The debate includes defining “general purpose AI,” with some seeing it as high risk and others wanting stricter regulations for chatbots like ChatGPT due to potential risks.
“During this year alone, we are going to see some exponential leaps forward not only for ChatGPT but for a lot of other general purpose machines,” said Tudorache, with reference to the lawmakers were trying to write some basic principles on what makes general purpose such a distinct type of AI.
ChatGPT grabbed attention
Even though a draft of the rules for AI regulation was introduced last year, the popularity of ChatGPT has forced the lawmakers to put it on their priority list. ChatGPT was only launched in November and has made history by reaching 100 million users in two months.
EU industry leader Thierry Breton said the risk posed by ChatGPT and the AI system underscored the urgent need for rules.
“As showcased by ChatGPT, AI solutions can offer great opportunities for businesses and citizens, but can also pose risks.

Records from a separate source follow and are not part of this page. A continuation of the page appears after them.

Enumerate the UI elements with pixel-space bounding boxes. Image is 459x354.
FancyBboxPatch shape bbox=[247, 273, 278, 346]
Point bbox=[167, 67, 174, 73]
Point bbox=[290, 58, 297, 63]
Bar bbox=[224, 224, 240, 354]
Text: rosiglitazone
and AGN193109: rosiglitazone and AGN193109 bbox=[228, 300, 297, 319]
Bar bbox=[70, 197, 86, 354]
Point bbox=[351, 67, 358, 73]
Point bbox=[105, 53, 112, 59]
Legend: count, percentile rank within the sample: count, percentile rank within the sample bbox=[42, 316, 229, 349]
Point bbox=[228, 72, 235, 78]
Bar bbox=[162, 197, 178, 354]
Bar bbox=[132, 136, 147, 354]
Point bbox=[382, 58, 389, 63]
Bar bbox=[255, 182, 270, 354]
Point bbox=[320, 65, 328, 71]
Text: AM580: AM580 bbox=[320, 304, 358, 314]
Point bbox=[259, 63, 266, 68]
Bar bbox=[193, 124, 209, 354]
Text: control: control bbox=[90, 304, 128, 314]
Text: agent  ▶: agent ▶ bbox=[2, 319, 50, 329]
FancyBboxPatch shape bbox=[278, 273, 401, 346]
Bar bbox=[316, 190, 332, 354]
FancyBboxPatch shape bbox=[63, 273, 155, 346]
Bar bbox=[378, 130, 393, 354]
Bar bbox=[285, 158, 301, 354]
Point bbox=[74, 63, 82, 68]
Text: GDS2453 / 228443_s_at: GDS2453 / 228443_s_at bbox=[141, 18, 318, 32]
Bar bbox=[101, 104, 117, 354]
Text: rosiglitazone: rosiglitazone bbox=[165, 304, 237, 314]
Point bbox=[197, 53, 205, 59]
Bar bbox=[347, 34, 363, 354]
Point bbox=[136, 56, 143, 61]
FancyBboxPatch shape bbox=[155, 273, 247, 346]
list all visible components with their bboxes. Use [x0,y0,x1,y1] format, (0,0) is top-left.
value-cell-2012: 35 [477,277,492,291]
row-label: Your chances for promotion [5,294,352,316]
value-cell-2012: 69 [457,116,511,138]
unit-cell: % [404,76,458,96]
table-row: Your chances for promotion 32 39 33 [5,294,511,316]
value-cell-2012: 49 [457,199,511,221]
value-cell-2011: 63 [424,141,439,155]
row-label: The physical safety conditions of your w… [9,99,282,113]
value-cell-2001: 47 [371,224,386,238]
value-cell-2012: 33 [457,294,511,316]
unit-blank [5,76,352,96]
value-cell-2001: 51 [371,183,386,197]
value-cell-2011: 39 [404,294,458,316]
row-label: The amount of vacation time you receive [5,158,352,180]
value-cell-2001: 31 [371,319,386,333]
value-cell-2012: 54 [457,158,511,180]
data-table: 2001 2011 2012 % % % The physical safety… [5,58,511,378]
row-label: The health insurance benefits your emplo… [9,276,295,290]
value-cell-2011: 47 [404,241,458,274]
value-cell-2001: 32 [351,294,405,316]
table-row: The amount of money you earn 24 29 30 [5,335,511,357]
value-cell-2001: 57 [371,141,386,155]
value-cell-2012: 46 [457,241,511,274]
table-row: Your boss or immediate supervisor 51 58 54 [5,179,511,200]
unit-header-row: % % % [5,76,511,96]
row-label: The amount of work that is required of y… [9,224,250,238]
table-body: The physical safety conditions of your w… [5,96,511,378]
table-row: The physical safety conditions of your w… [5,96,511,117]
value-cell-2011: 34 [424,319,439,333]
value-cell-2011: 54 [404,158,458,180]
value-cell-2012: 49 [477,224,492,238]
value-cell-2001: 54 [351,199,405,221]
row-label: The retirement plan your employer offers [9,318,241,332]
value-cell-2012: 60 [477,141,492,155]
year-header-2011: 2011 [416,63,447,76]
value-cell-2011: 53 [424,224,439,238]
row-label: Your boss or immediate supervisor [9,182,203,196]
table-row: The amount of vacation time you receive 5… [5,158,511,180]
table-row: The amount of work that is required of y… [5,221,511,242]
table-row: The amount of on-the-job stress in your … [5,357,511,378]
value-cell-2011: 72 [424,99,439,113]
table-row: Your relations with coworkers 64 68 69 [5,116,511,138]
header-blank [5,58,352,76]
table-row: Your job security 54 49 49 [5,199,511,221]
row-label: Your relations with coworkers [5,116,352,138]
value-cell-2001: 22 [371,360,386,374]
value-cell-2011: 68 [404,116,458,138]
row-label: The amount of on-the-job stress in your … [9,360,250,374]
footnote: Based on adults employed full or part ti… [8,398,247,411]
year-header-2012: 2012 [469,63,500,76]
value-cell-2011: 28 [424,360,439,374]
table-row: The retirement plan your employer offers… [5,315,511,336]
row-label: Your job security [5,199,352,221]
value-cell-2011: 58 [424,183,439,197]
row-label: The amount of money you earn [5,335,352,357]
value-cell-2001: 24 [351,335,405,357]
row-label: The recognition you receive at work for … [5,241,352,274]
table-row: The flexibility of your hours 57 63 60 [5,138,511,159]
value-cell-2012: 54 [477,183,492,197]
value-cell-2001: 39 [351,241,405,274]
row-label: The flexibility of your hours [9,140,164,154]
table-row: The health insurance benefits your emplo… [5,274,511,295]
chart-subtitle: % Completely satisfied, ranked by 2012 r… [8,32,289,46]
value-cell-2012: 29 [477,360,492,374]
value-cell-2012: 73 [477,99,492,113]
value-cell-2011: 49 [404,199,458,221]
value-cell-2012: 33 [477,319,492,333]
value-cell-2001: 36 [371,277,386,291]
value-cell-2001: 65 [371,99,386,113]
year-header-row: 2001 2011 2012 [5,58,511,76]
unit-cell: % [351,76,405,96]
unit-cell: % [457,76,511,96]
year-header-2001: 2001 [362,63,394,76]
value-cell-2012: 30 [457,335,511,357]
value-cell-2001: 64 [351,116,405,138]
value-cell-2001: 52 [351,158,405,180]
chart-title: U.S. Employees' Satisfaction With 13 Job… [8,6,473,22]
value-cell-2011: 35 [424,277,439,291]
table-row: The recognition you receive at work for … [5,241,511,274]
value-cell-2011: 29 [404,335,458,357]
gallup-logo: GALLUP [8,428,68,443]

This is why we need a solid regulatory framework to ensure trustworthy AI built on high-quality data,” said Breton.
Breton is seeking co-operation from OpenAI and developers of high-risk AI systems to ensure compliance with the proposed AI Act.
This purposed AI regulation Act will aim to tackle concerns such as those raised by the introduction of ChatGPT.
“I think if that will be the effect of this Act, then we will be severely missing our objective. And we haven’t done our jobs if that’s what’s going to happen,” said Tudorache.
However, the critics of the legislators has said such move could lead to increased costs and more compliance pressure for companies, throttling innovation.